Flow file format - mjsull/HapFlow GitHub Wiki
The flow format consists of one of each of these lines
'C <chromosome_name>'
chromosome_name - the name of the chromosome reads are aligned to
'I <max_var> <depth_count_median> <depth_count>'
max_var – maximum variations found at a single site
depth_count_median – median read coverage at variant sites
depth_count – maximum read coverage of a variant
'G <max_var_1> <max_var_2> …. <max_var_err>'
max_var_n – maximum read depth of nth most common variant
max_var_err – maximum read depth of errors
A line for each variant
'V pos,var1,var2,….'
pos – variant position
var1 – most common variant
var2 – second most common variant
etc.
an (*) is placed next to the variant present in the reference
Finally there is a line for each flow
' F pos,flow,count,group'
pos – start position of the flow
flow – consists of a string of digit and symbols separated by commas
count - number of reads in flow
digit – 0 indicates the most common variant is found at this position, 1 indicates the second, 2 indicates the third etc.

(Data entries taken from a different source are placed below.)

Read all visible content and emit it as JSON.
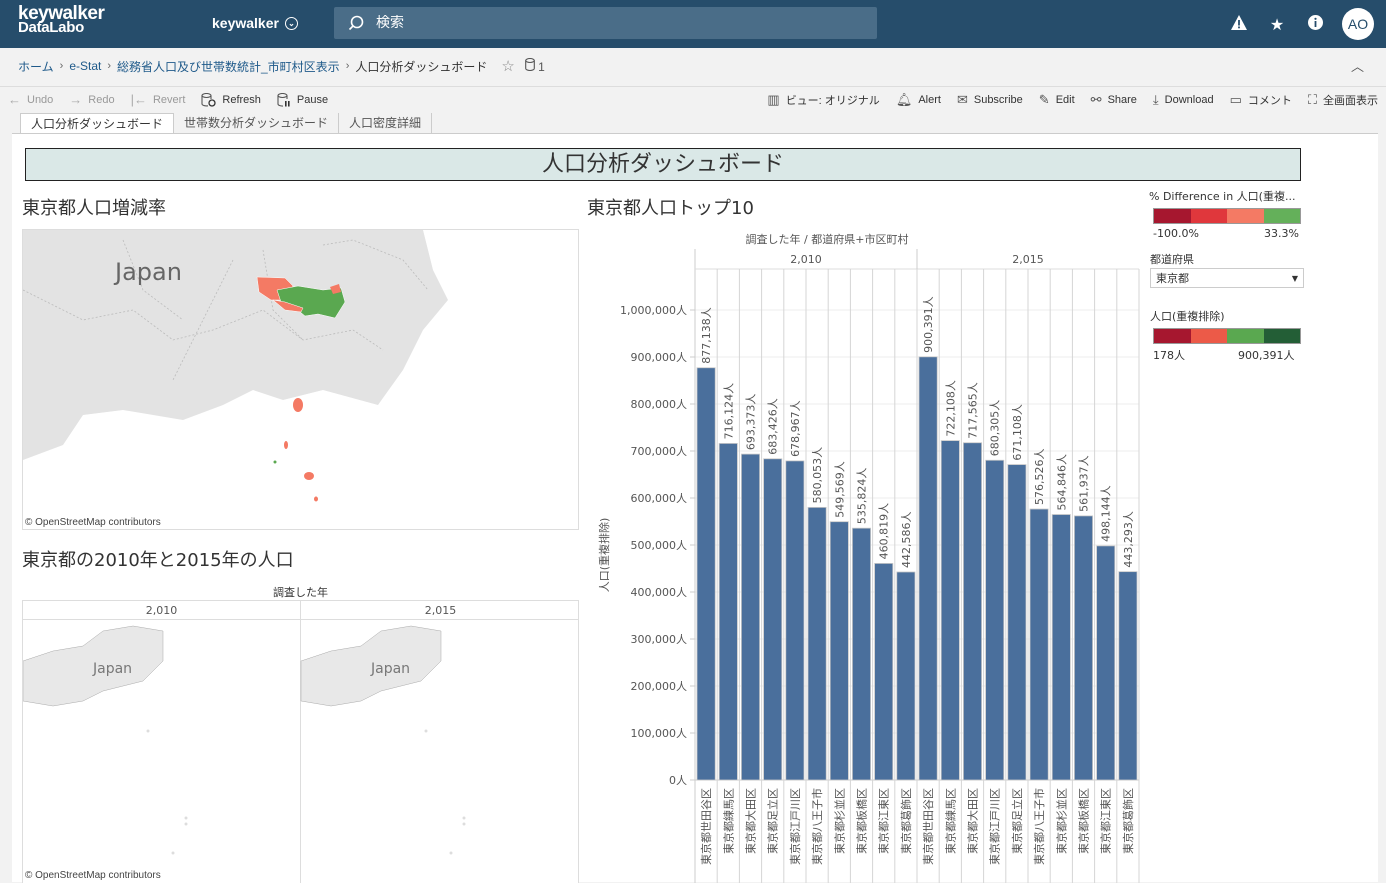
{
  "topbar": {
    "logo_line1": "keywalker",
    "logo_line2": "DataLabo",
    "site_name": "keywalker",
    "search_placeholder": "検索",
    "icons": [
      "alert-triangle-icon",
      "star-icon",
      "info-icon"
    ],
    "avatar": "AO"
  },
  "breadcrumb": {
    "items": [
      "ホーム",
      "e-Stat",
      "総務省人口及び世帯数統計_市町村区表示"
    ],
    "current": "人口分析ダッシュボード",
    "datasource_count": "1"
  },
  "toolbar": {
    "undo": "Undo",
    "redo": "Redo",
    "revert": "Revert",
    "refresh": "Refresh",
    "pause": "Pause",
    "view": "ビュー: オリジナル",
    "alert": "Alert",
    "subscribe": "Subscribe",
    "edit": "Edit",
    "share": "Share",
    "download": "Download",
    "comment": "コメント",
    "fullscreen": "全画面表示"
  },
  "tabs": [
    {
      "label": "人口分析ダッシュボード",
      "active": true
    },
    {
      "label": "世帯数分析ダッシュボード",
      "active": false
    },
    {
      "label": "人口密度詳細",
      "active": false
    }
  ],
  "dashboard": {
    "title": "人口分析ダッシュボード",
    "map1": {
      "title": "東京都人口増減率",
      "country_label": "Japan",
      "attribution": "© OpenStreetMap contributors"
    },
    "map2": {
      "title": "東京都の2010年と2015年の人口",
      "header": "調査した年",
      "panels": [
        "2,010",
        "2,015"
      ],
      "country_label": "Japan",
      "attribution": "© OpenStreetMap contributors"
    },
    "chart_title": "東京都人口トップ10"
  },
  "legends": {
    "diff": {
      "title": "% Difference in 人口(重複...",
      "min": "-100.0%",
      "max": "33.3%",
      "colors": [
        "#a6172f",
        "#e0373c",
        "#f47a64",
        "#64b05a"
      ]
    },
    "filter": {
      "title": "都道府県",
      "value": "東京都"
    },
    "pop": {
      "title": "人口(重複排除)",
      "min": "178人",
      "max": "900,391人",
      "colors": [
        "#a6172f",
        "#ec5a48",
        "#5aa850",
        "#235e36"
      ]
    }
  },
  "chart_data": {
    "type": "bar",
    "title": "東京都人口トップ10",
    "header": "調査した年 / 都道府県+市区町村",
    "ylabel": "人口(重複排除)",
    "ylim": [
      0,
      1000000
    ],
    "yticks": [
      0,
      100000,
      200000,
      300000,
      400000,
      500000,
      600000,
      700000,
      800000,
      900000,
      1000000
    ],
    "ytick_labels": [
      "0人",
      "100,000人",
      "200,000人",
      "300,000人",
      "400,000人",
      "500,000人",
      "600,000人",
      "700,000人",
      "800,000人",
      "900,000人",
      "1,000,000人"
    ],
    "bar_color": "#4a6f9c",
    "groups": [
      {
        "year": "2,010",
        "categories": [
          "東京都世田谷区",
          "東京都練馬区",
          "東京都大田区",
          "東京都足立区",
          "東京都江戸川区",
          "東京都八王子市",
          "東京都杉並区",
          "東京都板橋区",
          "東京都江東区",
          "東京都葛飾区"
        ],
        "values": [
          877138,
          716124,
          693373,
          683426,
          678967,
          580053,
          549569,
          535824,
          460819,
          442586
        ],
        "labels": [
          "877,138人",
          "716,124人",
          "693,373人",
          "683,426人",
          "678,967人",
          "580,053人",
          "549,569人",
          "535,824人",
          "460,819人",
          "442,586人"
        ]
      },
      {
        "year": "2,015",
        "categories": [
          "東京都世田谷区",
          "東京都練馬区",
          "東京都大田区",
          "東京都江戸川区",
          "東京都足立区",
          "東京都八王子市",
          "東京都杉並区",
          "東京都板橋区",
          "東京都江東区",
          "東京都葛飾区"
        ],
        "values": [
          900391,
          722108,
          717565,
          680305,
          671108,
          576526,
          564846,
          561937,
          498144,
          443293
        ],
        "labels": [
          "900,391人",
          "722,108人",
          "717,565人",
          "680,305人",
          "671,108人",
          "576,526人",
          "564,846人",
          "561,937人",
          "498,144人",
          "443,293人"
        ]
      }
    ]
  }
}
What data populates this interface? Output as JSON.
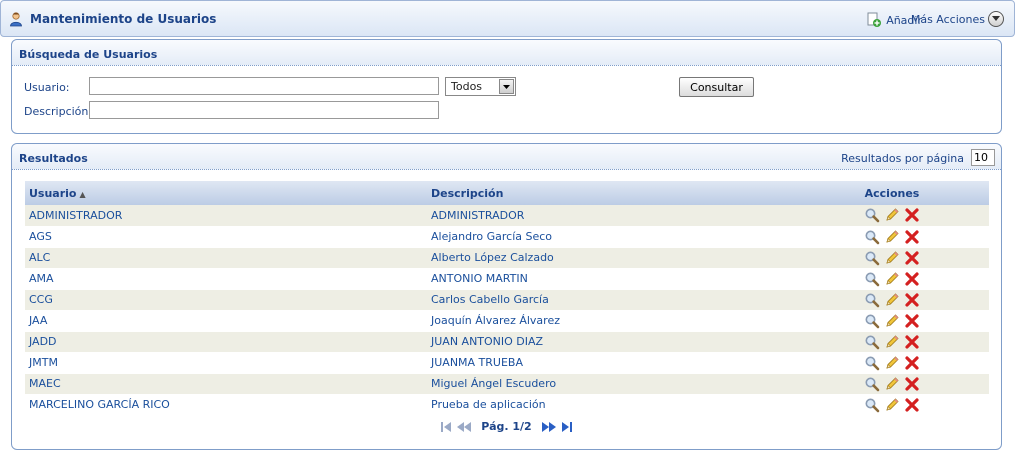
{
  "header": {
    "title": "Mantenimiento de Usuarios",
    "add_label": "Añadir",
    "more_label": "Más Acciones"
  },
  "search": {
    "title": "Búsqueda de Usuarios",
    "user_label": "Usuario:",
    "user_value": "",
    "filter_value": "Todos",
    "description_label": "Descripción:",
    "description_value": "",
    "submit_label": "Consultar"
  },
  "results": {
    "title": "Resultados",
    "per_page_label": "Resultados por página",
    "per_page_value": "10",
    "columns": {
      "user": "Usuario",
      "description": "Descripción",
      "actions": "Acciones"
    },
    "rows": [
      {
        "user": "ADMINISTRADOR",
        "description": "ADMINISTRADOR"
      },
      {
        "user": "AGS",
        "description": "Alejandro García Seco"
      },
      {
        "user": "ALC",
        "description": "Alberto López Calzado"
      },
      {
        "user": "AMA",
        "description": "ANTONIO MARTIN"
      },
      {
        "user": "CCG",
        "description": "Carlos Cabello García"
      },
      {
        "user": "JAA",
        "description": "Joaquín Álvarez Álvarez"
      },
      {
        "user": "JADD",
        "description": "JUAN ANTONIO DIAZ"
      },
      {
        "user": "JMTM",
        "description": "JUANMA TRUEBA"
      },
      {
        "user": "MAEC",
        "description": "Miguel Ángel Escudero"
      },
      {
        "user": "MARCELINO GARCÍA RICO",
        "description": "Prueba de aplicación"
      }
    ],
    "pager_label": "Pág. 1/2"
  },
  "icons": {
    "header": "user-icon",
    "add": "add-icon",
    "more": "chevron-down-icon",
    "view": "magnifier-icon",
    "edit": "pencil-icon",
    "delete": "delete-icon",
    "first": "first-page-icon",
    "prev": "previous-page-icon",
    "next": "next-page-icon",
    "last": "last-page-icon"
  },
  "colors": {
    "accent": "#1d4489",
    "link": "#1a4f9c",
    "row_alt": "#eeeee4",
    "delete": "#d42020"
  }
}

x – indicates that the bases at this position don't match any called variant or the reference base
_ – indicates that variant falls between the two reads of this pair
+ – indicates subsequent variants are on the forward strand
+s – indicates subsequent variants are on the forward strand and the read starts at the variant
- – indicates that subsequent variants are on the reverse strain
-s – indicates that subsequent variants are on the reverse strain and the read starts at the variant
e – indicates read ends on last variant
Example read alignments and flow representation (above) and resulting flow file (below)
C fake_chromosome
I 2 10 11
G 7 4 0
V 50,A,T*
V 70,G*,C
V 100,TAA*,TAATAA
F 50,+,0,_,-,0,3,1
F 50,+s,0,1,1,3,2
F 50,+,1,0,-,0,4,3
F 70,+,1,1,e,1,3
Below is a detailed look at each line
C fake_chromosome
C - line identifier
fake_chromosome - The name of the reference.
I 2 10 11
I - line identifier
2 - The maximum number of variants at any position
10 - The median read coverage of all variants
11 - The maximum read coverage of all variants
G 7 4 0
G - line identifier
7 - Maximum reads assigned to the most common allele at any position
4 - Maximum reads assigned to the second most common allele at any position
0 - Maximum reads with an allele not identified in the VCF file at any position
V 50,A,T*
The first variant is at position 50 in the reference, called alleles at this site are A (most common) and T (second most common). T is the allele in the reference genome.
V 70,G*,C
The second variant is at position 70 in the reference, called alleles at this site are G (most common) and C (second most common). G is the allele in the reference genome.
V 100,TAA*,TAATAA
The third variant is at position 100 in the reference, called alleles at this site are TAA (most common) and TAATAA, TAA (second most common) is the allele in the reference genome.
F 50,+,0,_,-,0,3,1
The pink flow
F - line identifier
50 - The first variant of this flow is at position 50
+ - the first pair of reads in this flow align to the forward strand
0 - indicates the allele at position 50 is the most common allele
_ - indicates the allele at position 70 is not covered by the read pair
- - the second pair of reads in this flow align to the reverse strand
0 - indicates the allele at position 100 is the most common allele
3 - indicates the number of reads represented by this flow
1 - As there are no previously defined groups, the first flow is assigned to group 1
F 50,+s,0,1,1,3,2
Dark green flow
F - line indicator
50 - The first variant of this flow is at position 50
+s - the first pair of reads in this flow align to the forward strand. The variant falls on the first base of each read.
0 - indicates the allele at position 50 is the most common allele
1 - indicates the allele at position 70 is the second most common allele
1 - indicates the allele at position 100 is the second most common allele
3 - indicates the number of reads represented by this flow
2 - As this flow contains an allele at variant site not consistent with a previously defined group it is assigned the next available group number.
F 50,+,1,0,-,0,4,3
Orange flow
F - line identifier
50 - The first variant of this flow is at position 50
+ - the first pair of reads in this flow align to the forward strand
1 - indicates the allele at position 50 is the second most common allele
0 - indicates the allele at position 70 is the most common allele
- - the second pair of reads in this flow align to the reverse strand
1 - indicates the allele at position 50 is the second most common allele
4 - indicates the number of reads represented by this flow
3 - As this flow contains an allele at a variant site not consistent with a previously defined group it is assigned the next available group number.
F 70,+,1,1,e,1,3
Light green flow
F - line indicator
70 - The first variant of this flow is at position 70
+ - the first pair of reads in this flow align to the forward strand.
1 - indicates the allele at position 70 is the second most common allele
1 - indicates the allele at position 100 is the second most common allele
e - indicates the allele at position 100 falls on the last base(s) of this read
1 - indicates the number of reads represented by this flow
3 - As alleles at all common variant sites are consistent with a previously defined group, it is assigned that groups number.